7. Si les actes administratifs doivent être pris selon les formes et conformément aux procédures prévues par les lois et règlements, un vice affectant le déroulement d’une procédure administrative préalable, suivie à titre obligatoire ou facultatif, n’est de nature à entacher d’illégalité la décision prise que s’il ressort des pièces du dossier qu’il a été susceptible d’exercer, en l’espèce, une influence sur le sens de la décision prise ou qu’il a privé les intéressés d’une garantie.
8. D’une part, en ce qui concerne la décision portant obligation de quitter le territoire français du 17 avril 2025, le requérant ne fait état d’aucune circonstance qu’il n’a pas pu exposer et qui aurait pu influencer sur le sens de la décision, dès lors qu’il ne démontre pas sa relation stable, intense et ancienne avec une compatriote titulaire d’un certificat de résidence et la fille de celle-ci.
9. D’autre part, en ce qui concerne la décision portant obligation de quitter le territoire français du 2 juin 2025, en tout état de cause, il ne ressort pas des pièces du dossier que M. B…, qui avait déposé une demande de titre de séjour, aurait vainement sollicité auprès des services de la préfecture de l’Aude un entretien, ni qu’il a été empêché de faire valoir auprès de l’administration tous les éléments jugés utiles à la compréhension de sa situation personnelle et familiale. Par suite, le moyen tiré de la méconnaissance du principe du contradictoire doit être écarté.

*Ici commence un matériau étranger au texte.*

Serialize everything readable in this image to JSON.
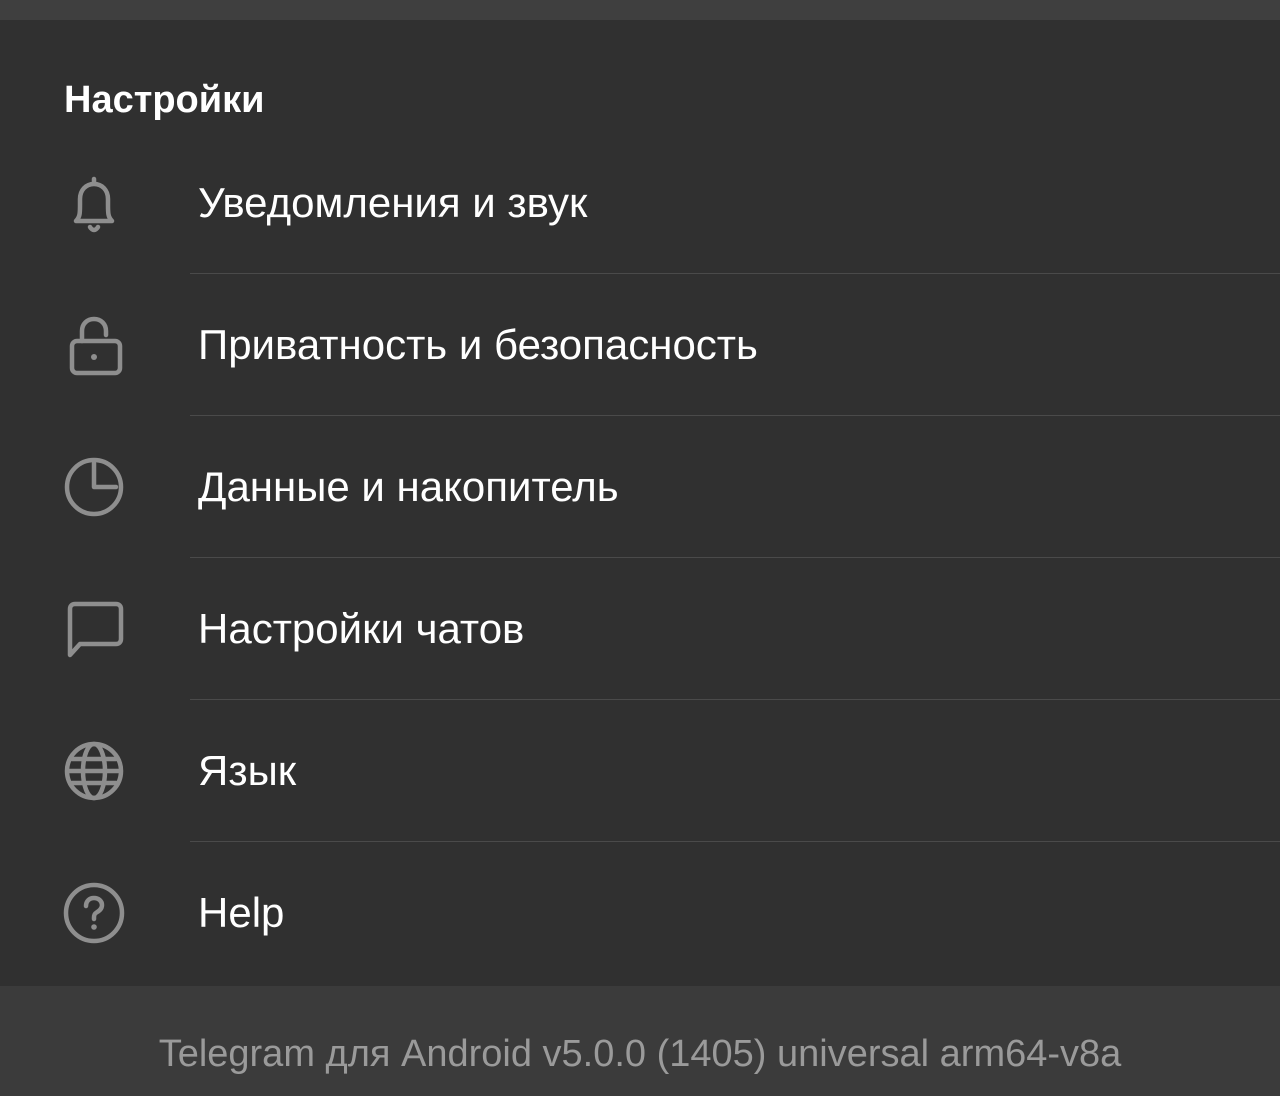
{
  "settings": {
    "section_title": "Настройки",
    "items": [
      {
        "label": "Уведомления и звук",
        "icon": "bell-icon"
      },
      {
        "label": "Приватность и безопасность",
        "icon": "lock-icon"
      },
      {
        "label": "Данные и накопитель",
        "icon": "pie-chart-icon"
      },
      {
        "label": "Настройки чатов",
        "icon": "chat-bubble-icon"
      },
      {
        "label": "Язык",
        "icon": "globe-icon"
      },
      {
        "label": "Help",
        "icon": "help-icon"
      }
    ]
  },
  "footer": {
    "version_text": "Telegram для Android v5.0.0 (1405) universal arm64-v8a"
  },
  "colors": {
    "background": "#303030",
    "footer_background": "#3b3b3b",
    "text": "#ffffff",
    "icon": "#8e8e8e",
    "footer_text": "#9a9a9a"
  }
}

10. En deuxième lieu, il résulte de ce qui a été dit au point 5 du présent jugement que le préfet de l’Aude n’a pas commis d’erreur de droit en méconnaissant son droit à obtenir un titre de séjour de plein droit, n’a pas méconnu l’article 8 de la convention européenne de sauvegarde des droits de l’homme et des libertés fondamentales et n’a pas commis d’erreur manifeste d’appréciation. Ces moyens doivent être écartés.
S’agissant de la décision portant interdiction de retour sur le territoire français :
11. En premier lieu, la décision a été signée par Mme D… C…. Par un arrêté du 19 mars 2025 n°DPPPAT-BCI-2025-009 du 19 mars 2025, publié dans le recueil des actes administratifs de la préfecture de l’Aude du même jour, accessible au juge comme aux parties, le préfet de l’Aude lui a donné délégation à effet de signer tous les actes, arrêtés et décisions pour les matières relevant du ministère de l’intérieur, notamment les décisions individuelles en matière d’immigration. Par suite, le moyen tiré de l’incompétence de l’auteur de l’acte manque en fait et doit être écarté.
12. En deuxième lieu, aux termes de l’article L. 612-6 du code de l’entrée et du séjour des étrangers et du droit d’asile : « Lorsqu’aucun délai de départ volontaire n’a été accordé à l’étranger, l’autorité administrative assortit la décision portant obligation de quitter le territoire français d’une interdiction de retour sur le territoire français. Des circonstances humanitaires peuvent toutefois justifier que l’autorité administrative n’édicte pas d’interdiction de retour. (…) ». Aux termes de l’article L. 612-10 du même code : « Pour fixer la durée des interdictions de retour mentionnées aux articles L. 612-6 et L. 612-7, l’autorité administrative tient compte de la durée de présence de l’étranger sur le territoire français, de la nature et de l’ancienneté de ses liens avec la France, de la circonstance qu’il a déjà fait l’objet ou non d’une mesure d’éloignement et de la menace pour l’ordre public que représente sa présence sur le territoire français. (…) ».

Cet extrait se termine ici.